In Search of Omar Khayyam
by Dashti, Ali
pub. by Columbia University Press, NY, 1971 isbn 0-231-03188-2 LCCN - 77-168669 - - 276 p. - portrait, Introduction (16 pages) by L.Pl Elsell-Sutton, the translator from Persian to English
- Note on Transliteration
- Preface to the Persian Second Edition by Ali Dashti
- Appendix I. Biographical Notes = 12 page listing of various people and organizations and a short sketch on each from Abbasaids and Avicenna to Soltan Valad son or Rumi and Azmakhshari
- Appendix II. Glossary of technical terms 5 page listing from Allahu Akbar and Arafat to Sufiam and Zoroastrianism
- Bibliography - Index
This is a thorough examination of the poetical works, and mind of Omar Khayyam (sometimes spelled Omar Kayam in USA). Omar Khayyam (Ghiyashoddin Abolfath Omar b. Ebrahim Khayyami) was born in Nishapur in Northeast part of Persia in 1048 he died in 1122 (or perhaps in 1131) depending on which expert you believe.
During his life he was chiefly known as a mathematician, particularly in algebra. He was also known for his knowledge as a natural philosopher, knowing much about astronomy and nature. His book on Algebra - L Algevre d Omar Alkhayyami - was translated into French by F. Woepke in 1851.
Short two-couplet (four line) poems are called roga'i (quatrains). The plural is roba'iyat. Thus the body of quatrains written by Omar Khayyam are often known as the robayat (rubiat) of Omar Khayyam.
Dashti first separates Khayyam's writings from many writings purported to be his. Over the centuries the number of quatrains has multiplied to be several times what are probably what are really his. Dashti uses style and content to come to his best guess at the "real" ones.
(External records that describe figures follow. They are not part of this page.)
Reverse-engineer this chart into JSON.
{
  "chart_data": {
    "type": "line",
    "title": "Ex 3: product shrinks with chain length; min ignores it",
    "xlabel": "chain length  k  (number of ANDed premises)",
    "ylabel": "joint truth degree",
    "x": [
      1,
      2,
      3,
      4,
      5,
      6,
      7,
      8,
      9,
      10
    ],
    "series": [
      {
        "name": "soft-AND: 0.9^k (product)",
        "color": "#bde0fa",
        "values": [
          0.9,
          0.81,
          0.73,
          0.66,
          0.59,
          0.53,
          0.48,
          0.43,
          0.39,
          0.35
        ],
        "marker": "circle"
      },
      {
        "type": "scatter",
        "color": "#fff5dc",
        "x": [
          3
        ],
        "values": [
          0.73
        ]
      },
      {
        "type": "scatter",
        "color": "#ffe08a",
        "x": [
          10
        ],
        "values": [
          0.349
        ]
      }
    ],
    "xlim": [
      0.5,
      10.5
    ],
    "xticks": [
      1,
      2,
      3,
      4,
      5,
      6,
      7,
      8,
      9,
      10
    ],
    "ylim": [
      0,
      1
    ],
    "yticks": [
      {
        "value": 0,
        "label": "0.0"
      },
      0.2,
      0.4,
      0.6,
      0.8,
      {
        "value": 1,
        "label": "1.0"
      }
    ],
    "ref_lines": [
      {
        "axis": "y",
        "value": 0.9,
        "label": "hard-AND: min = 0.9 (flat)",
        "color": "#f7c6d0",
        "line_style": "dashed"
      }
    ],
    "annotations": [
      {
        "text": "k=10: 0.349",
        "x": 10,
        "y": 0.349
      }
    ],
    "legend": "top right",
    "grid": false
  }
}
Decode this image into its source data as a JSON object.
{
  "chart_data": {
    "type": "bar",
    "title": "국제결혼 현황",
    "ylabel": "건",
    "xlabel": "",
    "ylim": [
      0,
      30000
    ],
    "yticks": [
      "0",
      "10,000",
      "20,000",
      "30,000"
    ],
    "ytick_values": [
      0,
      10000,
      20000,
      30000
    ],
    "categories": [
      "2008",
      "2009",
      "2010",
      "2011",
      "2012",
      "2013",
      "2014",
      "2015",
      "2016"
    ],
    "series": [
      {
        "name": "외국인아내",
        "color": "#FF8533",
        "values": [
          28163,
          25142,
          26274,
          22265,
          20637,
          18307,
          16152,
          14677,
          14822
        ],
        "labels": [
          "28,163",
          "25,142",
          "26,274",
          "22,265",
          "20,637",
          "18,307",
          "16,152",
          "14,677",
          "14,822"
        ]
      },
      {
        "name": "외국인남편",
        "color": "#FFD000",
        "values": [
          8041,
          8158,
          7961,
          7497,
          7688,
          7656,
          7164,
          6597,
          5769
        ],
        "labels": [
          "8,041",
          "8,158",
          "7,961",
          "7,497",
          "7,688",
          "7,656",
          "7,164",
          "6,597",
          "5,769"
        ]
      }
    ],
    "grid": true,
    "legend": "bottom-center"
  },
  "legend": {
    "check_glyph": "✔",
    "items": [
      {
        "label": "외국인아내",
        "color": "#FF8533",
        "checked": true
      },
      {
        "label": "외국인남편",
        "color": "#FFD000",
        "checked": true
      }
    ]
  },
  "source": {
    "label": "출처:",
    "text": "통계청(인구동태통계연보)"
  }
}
One quatrain which is very revealing of Omar Khayam's mind which is reproduced many times in this book is
Our elements were merged at His command
Why then did He disperse them once again?
For if the blend was good, why break it up?
If it was bad, whose was the fault but His ?
Khayyam seems obsessed with the futility of life. One is born (the potter makes us out of clay) and one dies (the potter smashes the pot he made.)
Then if life is futile why not enjoy it while we have life, with wine (considered sinful by his religion) and the company of women.
Several of the quatrains remind one that the dust one encounters might have once been a famous king or other personage of high estate. Which lead one to understand the equality of all people in the long run. The fact of death equals us all.
Some of the religious thinkers/writers who lived after Kayyam took serious issue with his philosophy, and these same religious writers have been counter attacked in more modern times.